バブルソートの改良

前にバブルソートを紹介しました。

バブルソートを使えば、数列を昇順や降順に並び替えることができます。

>>バブルソートの記事

ここでは前に紹介したバブルソートを改良して、速く動作するようにしましょう。

ほとんど整列している場合を考える

ソートをする際、一部を変更したので再びソートをし直したい場合があると思います。

例えば、

1,2,3,4,5

の一部を変更して

1,2,9,4,5

となったのをソートしたいという場合です。

実際にバブルソートすると

  • 1,2,9,4,5
  • 1,2,9,4,5
  • 1,2,4,9,5
  • 1,2,4,9,5

これで最前列が確定です。同様にして2列目以降をやると

  • 1,2,4,9,5
  • 1,2,4,5,9
  • 1,2,4,5,9

となります。3列目も同様に

  • 1,2,4,5,9
  • 1,2,4,5,9

となり、最後に

  • 1,2,4,5,9

となり終了です。以上の操作から、2列目が終わったらもうやらなくてもいいことに気が付きます。

この気付きを活かすことで、バブルソートを高速化できます。

どうやって高速化するか

ではどうやって高速化するかを紹介します。それは

交換することがなくなったら終わる

です。前の例だと、3列目をソートした際に、交換する場所がありませんでした。ですから、4列目をやならいで終わればいいのです。

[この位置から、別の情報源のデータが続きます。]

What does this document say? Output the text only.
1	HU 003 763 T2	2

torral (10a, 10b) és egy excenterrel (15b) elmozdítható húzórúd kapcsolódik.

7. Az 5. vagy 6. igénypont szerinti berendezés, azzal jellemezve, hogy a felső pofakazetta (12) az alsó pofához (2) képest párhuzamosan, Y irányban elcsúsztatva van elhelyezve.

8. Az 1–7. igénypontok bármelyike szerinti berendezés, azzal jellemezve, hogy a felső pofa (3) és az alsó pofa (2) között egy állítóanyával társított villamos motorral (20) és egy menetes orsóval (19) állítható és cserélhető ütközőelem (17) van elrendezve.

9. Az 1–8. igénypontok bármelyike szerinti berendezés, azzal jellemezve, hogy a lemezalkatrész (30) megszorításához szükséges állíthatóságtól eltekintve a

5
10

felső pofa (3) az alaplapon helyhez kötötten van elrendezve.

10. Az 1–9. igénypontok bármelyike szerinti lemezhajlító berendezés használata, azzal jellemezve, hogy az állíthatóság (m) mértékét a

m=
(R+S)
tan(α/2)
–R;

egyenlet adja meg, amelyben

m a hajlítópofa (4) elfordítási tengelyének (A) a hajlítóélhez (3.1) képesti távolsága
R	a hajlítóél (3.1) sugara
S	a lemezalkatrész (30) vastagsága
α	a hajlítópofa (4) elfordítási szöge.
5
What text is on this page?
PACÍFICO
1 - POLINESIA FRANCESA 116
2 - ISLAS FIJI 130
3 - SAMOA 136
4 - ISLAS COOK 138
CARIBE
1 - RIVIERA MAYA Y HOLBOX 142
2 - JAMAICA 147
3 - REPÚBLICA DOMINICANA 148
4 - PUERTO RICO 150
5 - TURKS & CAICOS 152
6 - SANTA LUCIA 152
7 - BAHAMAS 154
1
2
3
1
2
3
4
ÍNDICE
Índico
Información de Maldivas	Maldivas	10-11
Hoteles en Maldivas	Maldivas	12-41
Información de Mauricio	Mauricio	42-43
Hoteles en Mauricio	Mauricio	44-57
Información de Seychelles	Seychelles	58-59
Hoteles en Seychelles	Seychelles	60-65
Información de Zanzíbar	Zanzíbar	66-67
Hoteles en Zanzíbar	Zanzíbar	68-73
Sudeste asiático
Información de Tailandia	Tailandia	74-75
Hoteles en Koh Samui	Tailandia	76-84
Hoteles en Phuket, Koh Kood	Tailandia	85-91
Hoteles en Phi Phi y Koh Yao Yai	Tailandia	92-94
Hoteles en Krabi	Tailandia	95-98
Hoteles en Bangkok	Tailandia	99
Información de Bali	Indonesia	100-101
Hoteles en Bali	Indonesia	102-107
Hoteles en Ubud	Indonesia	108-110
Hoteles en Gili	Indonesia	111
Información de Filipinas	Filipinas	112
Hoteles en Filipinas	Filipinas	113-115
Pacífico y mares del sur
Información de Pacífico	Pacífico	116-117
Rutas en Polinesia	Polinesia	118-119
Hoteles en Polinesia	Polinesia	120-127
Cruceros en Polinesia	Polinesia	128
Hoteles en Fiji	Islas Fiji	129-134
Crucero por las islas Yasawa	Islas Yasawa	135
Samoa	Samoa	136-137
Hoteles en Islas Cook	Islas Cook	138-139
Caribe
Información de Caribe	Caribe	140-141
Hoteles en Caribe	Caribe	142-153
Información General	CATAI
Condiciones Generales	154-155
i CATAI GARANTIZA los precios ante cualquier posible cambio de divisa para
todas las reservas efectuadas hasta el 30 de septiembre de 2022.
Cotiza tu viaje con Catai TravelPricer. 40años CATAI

この操作は、ほとんど整列している場合に威力を発揮します。

一部変更して、ソートしたい場合は途中でおわるという操作が有効です。

例えば、すべてソートされている場合

1,2,3,4,5,6,7,8

は一回目で交換がないことを確認して終了します。もし、打ち切りがなければ

7+6+5+4+3+2+1=28

と28-7=21回も多く計算します。配列の数が多くなると大きな差となりますね。

バブルソート改のコーディング

具体的にコーディングすると以下のようになります。

void bubble_sort_kai(int a[],int n){
    int i,j;
    for(i=0;i<n-1;i++){
        bool noexchg=true;     //交換したか判定する
        for(j=n-1;j>i;j--){
            if(a[j-1]>a[j]){
                int tmp=a[j];
                a[j]=a[j-1];
                a[j-1]=tmp;
                noexchg=false;
            }
        }
        if(noexchg){  //もし交換がないなら
            break;    //おわり
        }
    }
}

ちょっとだけ変更した配列のソートに使ってみてください。